Project Olympus a show-and-tell of tech talent - Center for Technology Transfer and Enterprise Creation - Carnegie Mellon University

Thursday, October 7, 2010

Project Olympus a show-and-tell of tech talent

Simple nametags were not enough for the crowd filling this week's Project Olympus show-and-tell. Instead of just writing a given name -- how boring -- some attendees included a Twitter handle.

The 10th demonstration of Carnegie Mellon University's early-stage, high-tech companies featured innovators who aspire to mimic Twitter's enormous success, even if the explanations of their concepts quickly exceeded 140 characters.

Headed by CMU computer science professor Lenore Blum, Project Olympus has been credited with helping form more than 38 faculty and student spinoff companies since 2007. The latest gathering featured projects hoping to use computer science to solve some of the world's greatest mysteries -- and make some money off work done in the lab.

The show-and-tell focused on works-in-progress.

Computer science professor Carlos Guestrin demonstrated a search function that connects the dots between events.
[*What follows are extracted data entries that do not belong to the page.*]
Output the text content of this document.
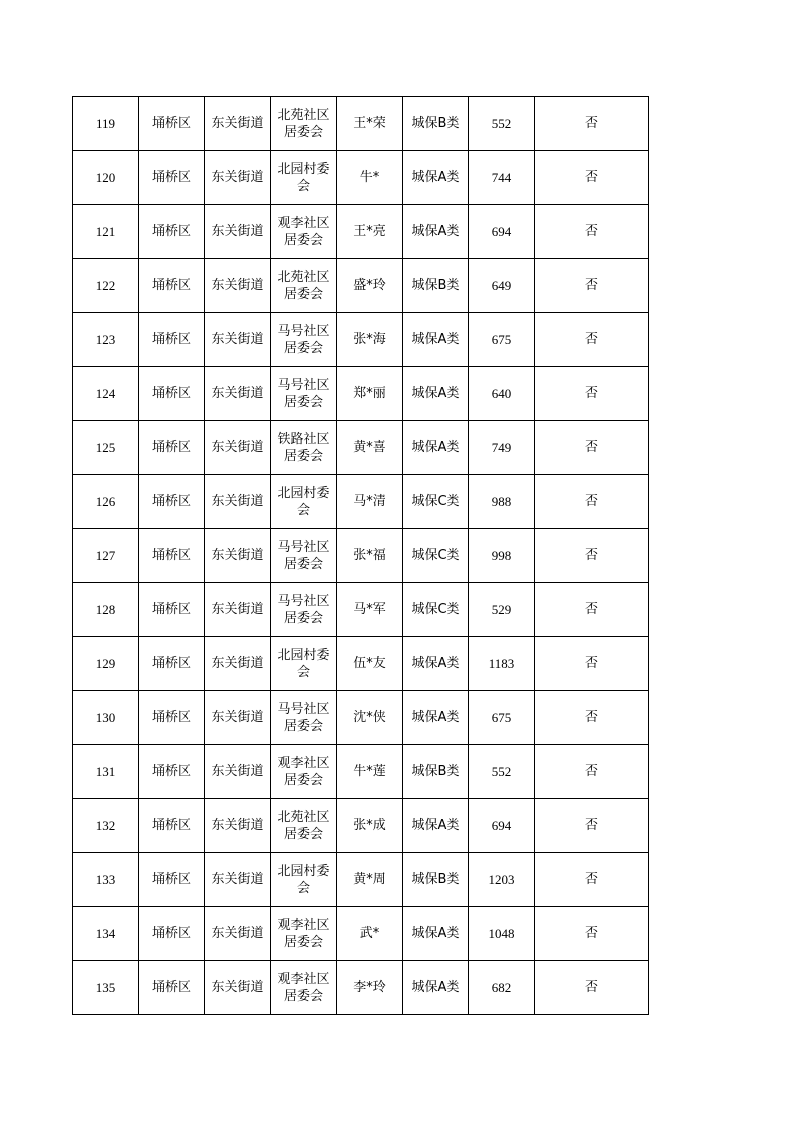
119	埇桥区	东关街道	北苑社区居委会	王*荣	城保B类	552	否

120	埇桥区	东关街道	北园村委会	牛*	城保A类	744	否

121	埇桥区	东关街道	观李社区居委会	王*亮	城保A类	694	否

122	埇桥区	东关街道	北苑社区居委会	盛*玲	城保B类	649	否

123	埇桥区	东关街道	马号社区居委会	张*海	城保A类	675	否

124	埇桥区	东关街道	马号社区居委会	郑*丽	城保A类	640	否

125	埇桥区	东关街道	铁路社区居委会	黄*喜	城保A类	749	否

126	埇桥区	东关街道	北园村委会	马*清	城保C类	988	否

127	埇桥区	东关街道	马号社区居委会	张*福	城保C类	998	否

128	埇桥区	东关街道	马号社区居委会	马*军	城保C类	529	否

129	埇桥区	东关街道	北园村委会	伍*友	城保A类	1183	否

130	埇桥区	东关街道	马号社区居委会	沈*侠	城保A类	675	否

131	埇桥区	东关街道	观李社区居委会	牛*莲	城保B类	552	否

132	埇桥区	东关街道	北苑社区居委会	张*成	城保A类	694	否

133	埇桥区	东关街道	北园村委会	黄*周	城保B类	1203	否

134	埇桥区	东关街道	观李社区居委会	武*	城保A类	1048	否

135	埇桥区	东关街道	观李社区居委会	李*玲	城保A类	682	否
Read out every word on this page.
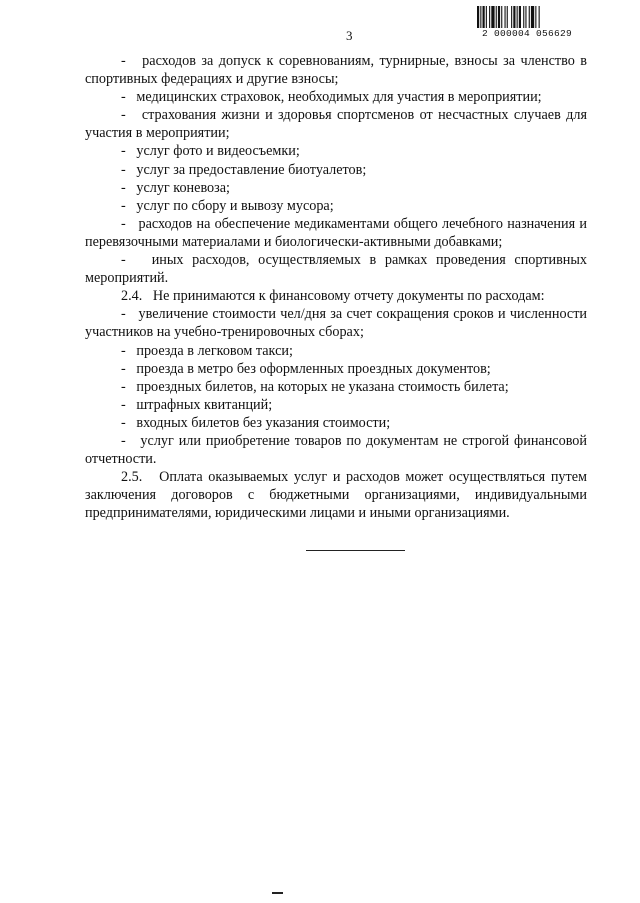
3	2 000004 056629

-   расходов за допуск к соревнованиям, турнирные, взносы за членство в спортивных федерациях и другие взносы;

-   медицинских страховок, необходимых для участия в мероприятии;

-   страхования жизни и здоровья спортсменов от несчастных случаев для участия в мероприятии;

-   услуг фото и видеосъемки;

-   услуг за предоставление биотуалетов;

-   услуг коневоза;

-   услуг по сбору и вывозу мусора;

-   расходов на обеспечение медикаментами общего лечебного назначения и перевязочными материалами и биологически-активными добавками;

-   иных расходов, осуществляемых в рамках проведения спортивных мероприятий.

2.4.   Не принимаются к финансовому отчету документы по расходам:

-   увеличение стоимости чел/дня за счет сокращения сроков и численности участников на учебно-тренировочных сборах;

-   проезда в легковом такси;

-   проезда в метро без оформленных проездных документов;

-   проездных билетов, на которых не указана стоимость билета;

-   штрафных квитанций;

-   входных билетов без указания стоимости;

-   услуг или приобретение товаров по документам не строгой финансовой отчетности.

2.5.   Оплата оказываемых услуг и расходов может осуществляться путем заключения договоров с бюджетными организациями, индивидуальными предпринимателями, юридическими лицами и иными организациями.
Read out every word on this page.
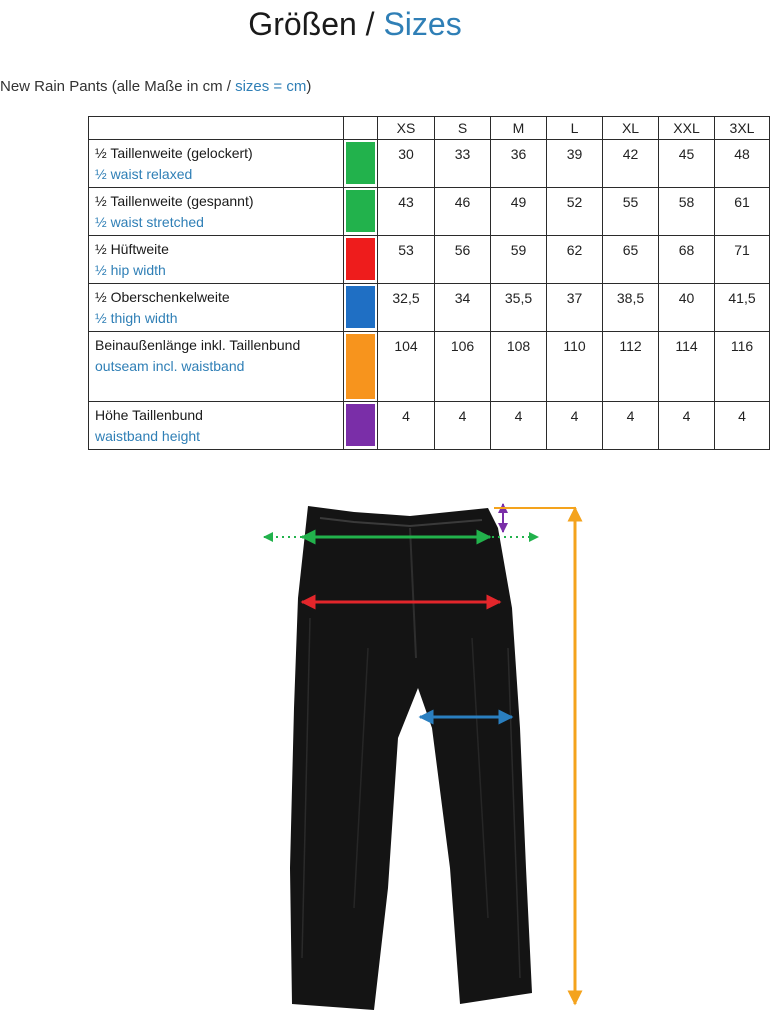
Größen / Sizes
New Rain Pants (alle Maße in cm / sizes = cm)
		XS	S	M	L	XL	XXL	3XL

½ Taillenweite (gelockert)
½ waist relaxed		30	33	36	39	42	45	48

½ Taillenweite (gespannt)
½ waist stretched		43	46	49	52	55	58	61

½ Hüftweite
½ hip width		53	56	59	62	65	68	71

½ Oberschenkelweite
½ thigh width		32,5	34	35,5	37	38,5	40	41,5

Beinaußenlänge inkl. Taillenbund
outseam incl. waistband		104	106	108	110	112	114	116

Höhe Taillenbund
waistband height		4	4	4	4	4	4	4
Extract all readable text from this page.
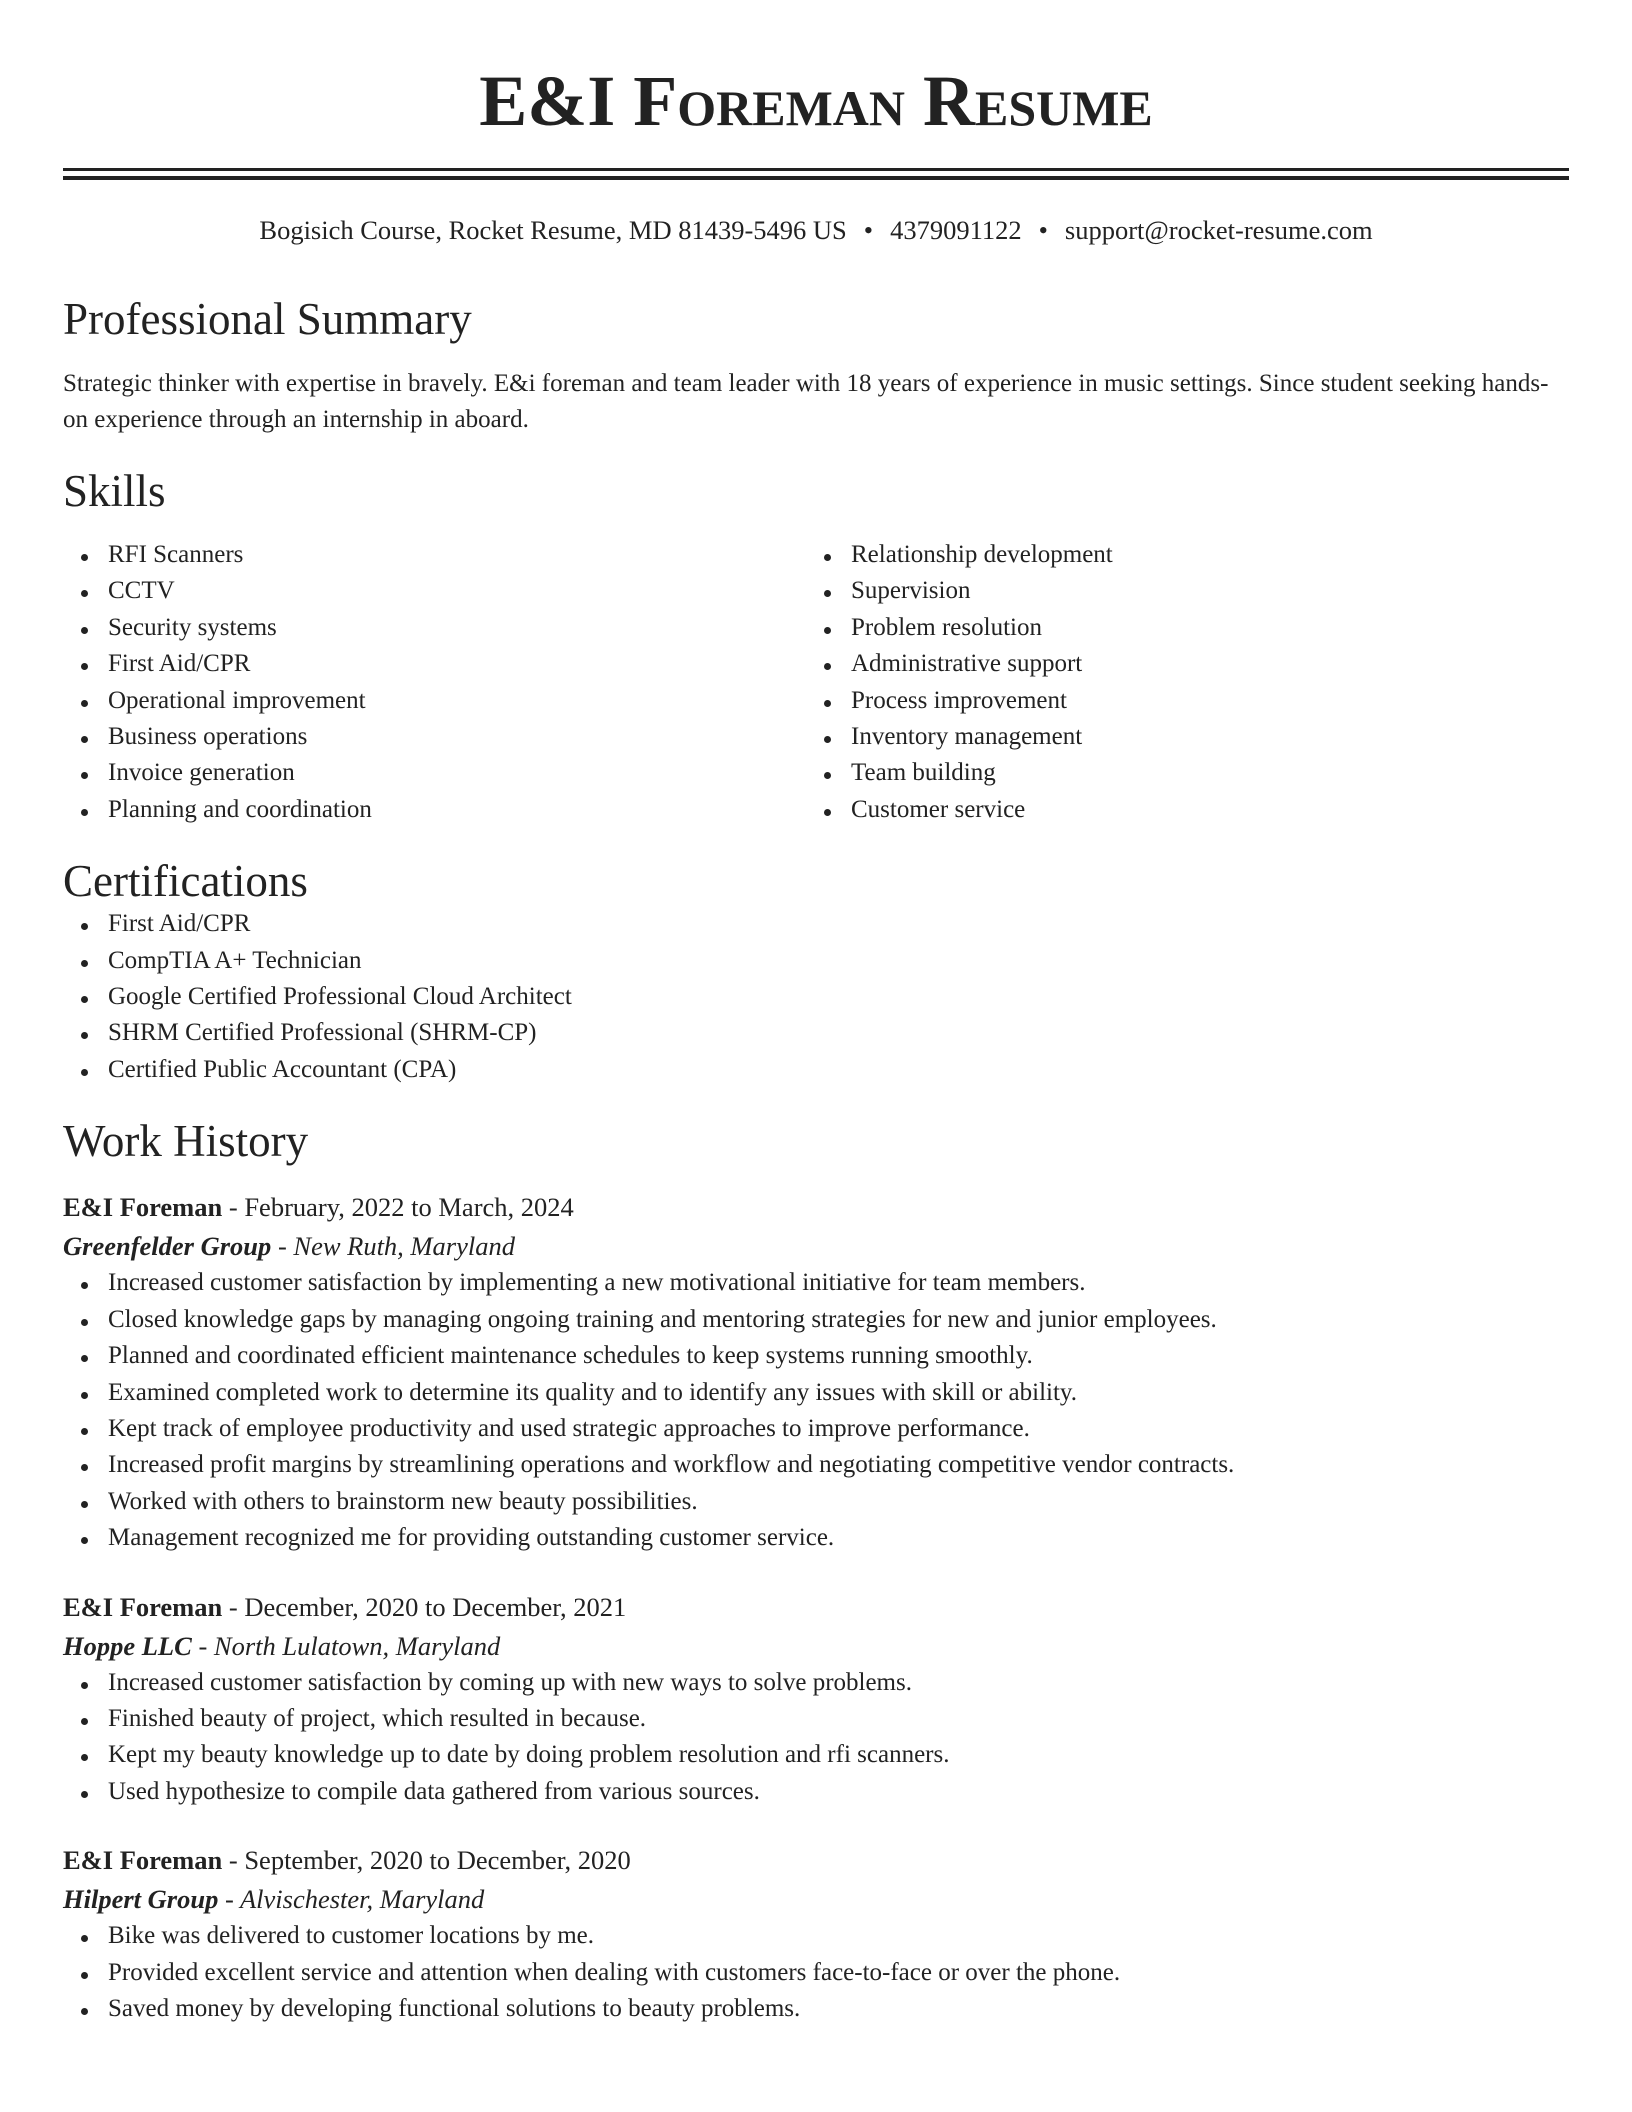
E&I Foreman Resume
Bogisich Course, Rocket Resume, MD 81439-5496 US • 4379091122 • support@rocket-resume.com
Professional Summary

Strategic thinker with expertise in bravely. E&i foreman and team leader with 18 years of experience in music settings. Since student seeking hands-on experience through an internship in aboard.

Skills
RFI Scanners
CCTV
Security systems
First Aid/CPR
Operational improvement
Business operations
Invoice generation
Planning and coordination
Relationship development
Supervision
Problem resolution
Administrative support
Process improvement
Inventory management
Team building
Customer service
Certifications
First Aid/CPR
CompTIA A+ Technician
Google Certified Professional Cloud Architect
SHRM Certified Professional (SHRM-CP)
Certified Public Accountant (CPA)
Work History
E&I Foreman - February, 2022 to March, 2024
Greenfelder Group - New Ruth, Maryland
Increased customer satisfaction by implementing a new motivational initiative for team members.
Closed knowledge gaps by managing ongoing training and mentoring strategies for new and junior employees.
Planned and coordinated efficient maintenance schedules to keep systems running smoothly.
Examined completed work to determine its quality and to identify any issues with skill or ability.
Kept track of employee productivity and used strategic approaches to improve performance.
Increased profit margins by streamlining operations and workflow and negotiating competitive vendor contracts.
Worked with others to brainstorm new beauty possibilities.
Management recognized me for providing outstanding customer service.
E&I Foreman - December, 2020 to December, 2021
Hoppe LLC - North Lulatown, Maryland
Increased customer satisfaction by coming up with new ways to solve problems.
Finished beauty of project, which resulted in because.
Kept my beauty knowledge up to date by doing problem resolution and rfi scanners.
Used hypothesize to compile data gathered from various sources.
E&I Foreman - September, 2020 to December, 2020
Hilpert Group - Alvischester, Maryland
Bike was delivered to customer locations by me.
Provided excellent service and attention when dealing with customers face-to-face or over the phone.
Saved money by developing functional solutions to beauty problems.
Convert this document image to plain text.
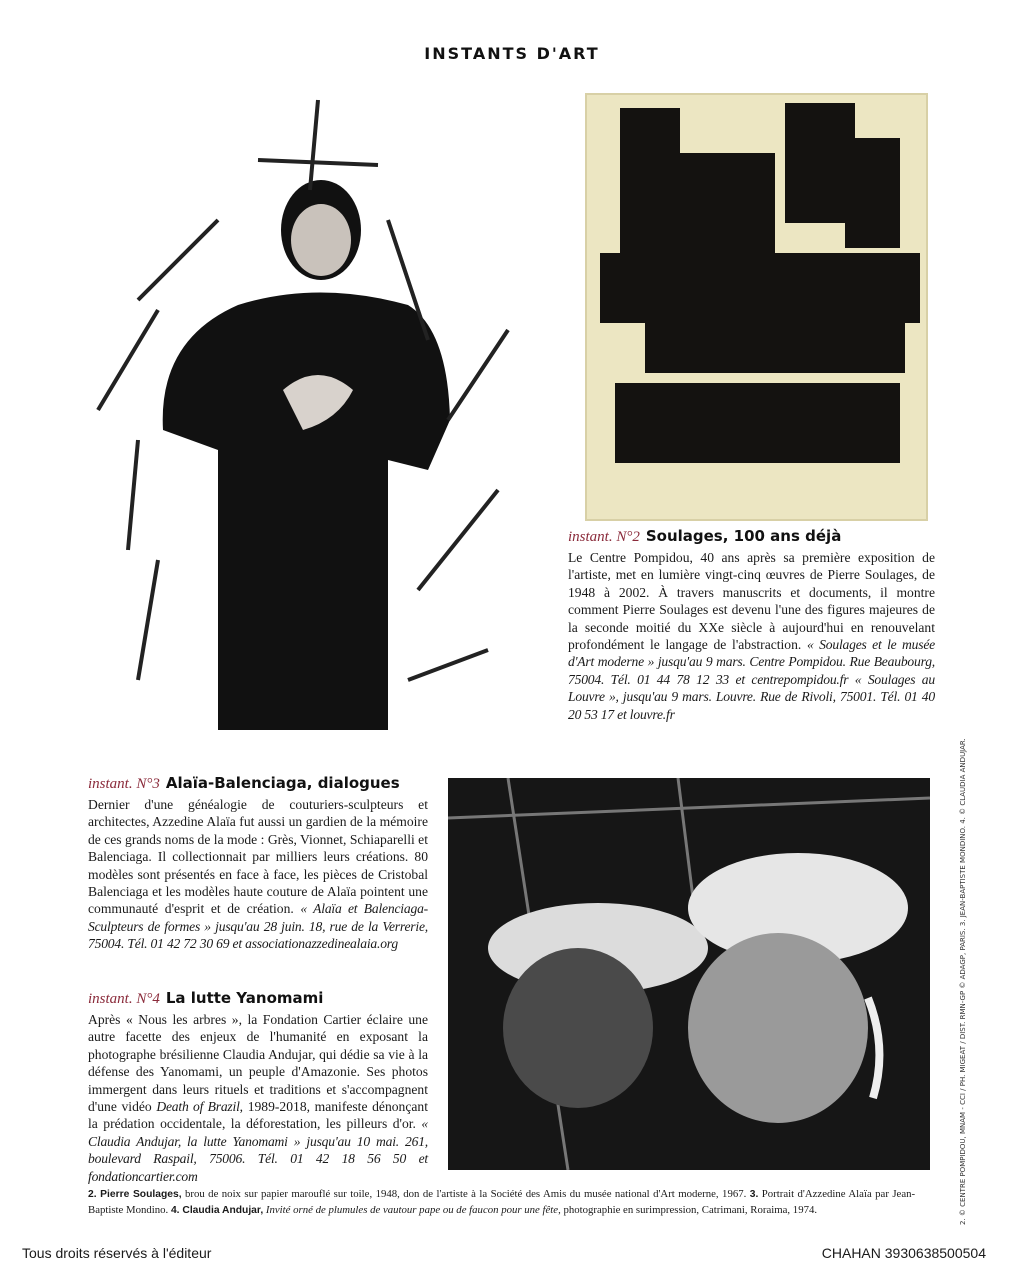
INSTANTS D'ART
instant. N°2 Soulages, 100 ans déjà
Le Centre Pompidou, 40 ans après sa première exposition de l'artiste, met en lumière vingt-cinq œuvres de Pierre Soulages, de 1948 à 2002. À travers manuscrits et documents, il montre comment Pierre Soulages est devenu l'une des figures majeures de la seconde moitié du XXe siècle à aujourd'hui en renouvelant profondément le langage de l'abstraction. « Soulages et le musée d'Art moderne » jusqu'au 9 mars. Centre Pompidou. Rue Beaubourg, 75004. Tél. 01 44 78 12 33 et centrepompidou.fr « Soulages au Louvre », jusqu'au 9 mars. Louvre. Rue de Rivoli, 75001. Tél. 01 40 20 53 17 et louvre.fr
instant. N°3 Alaïa-Balenciaga, dialogues
Dernier d'une généalogie de couturiers-sculpteurs et architectes, Azzedine Alaïa fut aussi un gardien de la mémoire de ces grands noms de la mode : Grès, Vionnet, Schiaparelli et Balenciaga. Il collectionnait par milliers leurs créations. 80 modèles sont présentés en face à face, les pièces de Cristobal Balenciaga et les modèles haute couture de Alaïa pointent une communauté d'esprit et de création. « Alaïa et Balenciaga-Sculpteurs de formes » jusqu'au 28 juin. 18, rue de la Verrerie, 75004. Tél. 01 42 72 30 69 et associationazzedinealaia.org
instant. N°4 La lutte Yanomami
Après « Nous les arbres », la Fondation Cartier éclaire une autre facette des enjeux de l'humanité en exposant la photographe brésilienne Claudia Andujar, qui dédie sa vie à la défense des Yanomami, un peuple d'Amazonie. Ses photos immergent dans leurs rituels et traditions et s'accompagnent d'une vidéo Death of Brazil, 1989-2018, manifeste dénonçant la prédation occidentale, la déforestation, les pilleurs d'or. « Claudia Andujar, la lutte Yanomami » jusqu'au 10 mai. 261, boulevard Raspail, 75006. Tél. 01 42 18 56 50 et fondationcartier.com
2. Pierre Soulages, brou de noix sur papier marouflé sur toile, 1948, don de l'artiste à la Société des Amis du musée national d'Art moderne, 1967. 3. Portrait d'Azzedine Alaïa par Jean-Baptiste Mondino. 4. Claudia Andujar, Invité orné de plumules de vautour pape ou de faucon pour une fête, photographie en surimpression, Catrimani, Roraima, 1974.	2. © CENTRE POMPIDOU, MNAM - CCI / PH. MIGEAT / DIST. RMN-GP © ADAGP, PARIS. 3. JEAN-BAPTISTE MONDINO. 4. © CLAUDIA ANDUJAR.
Tous droits réservés à l'éditeur	CHAHAN 3930638500504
He showed how a string of New York Times articles can explain the connection between "Monica Lewinsky" and "Florida recount."

Another duo collectively represented both sides of the brain.

English professor David Kaufer joined computer science professor Ananda Gunawardena in presenting Salon, a social network they designed for interactive reading.

Salon turns classroom reading assignments into living documents, allowing students to add annotations and insights on the Web display that are then visible to the entire group.

The interface mimics a Facebook news feed, though instead of commenting on the drama of your college roommate's love life, you may be discussing Madame Bovary's affairs.

The system is already being used in places such as South Fayette School District and Grove City College.

A rundown of the work being done by Ezugo Nwosu's Antecea firm offered a glimpse into managing a paperless future. Mr. Nwosu's iPhone and iPad applications help transfer files from desktop computers to mobile devices.

Project Olympus provides office space just blocks from campus where entrepreneurs can work.

Two presenters, Mona Abdel-Halim and Ayan Kishore, left their work -- and sleeping bags -- at the office for a demonstration on their company, Careerimp.

A former Olympus project that has since graduated to the Alpha Lab incubation program on the South Side, Careerimp calls itself an online dating service for job-seekers.

A Careerimp program called Resumate allows users to paste a job posting into the program and see their uploaded resume automatically tailored to that position.

But it was computer science professor Jeannette Wing who offered the most encouragement to attendees shopping their own resumes around.

Fresh off a three-year stint at the National Science Foundation, Dr. Wing offered a macro perspective on national trends in computing and said innovation is a top priority of President Barack Obama's administration.

The insatiable demand for constant connectivity has crossed class and gender lines around the world, she said, and provides opportunities to tackle worldwide calamities like hunger and environmental destruction.

The skyrocketing use of computers and mobile technology in the past few years has created a population with impossible expectations for their devices, she said.

"The more we give, the more they want," said Dr. Wing. "So we will always be in business."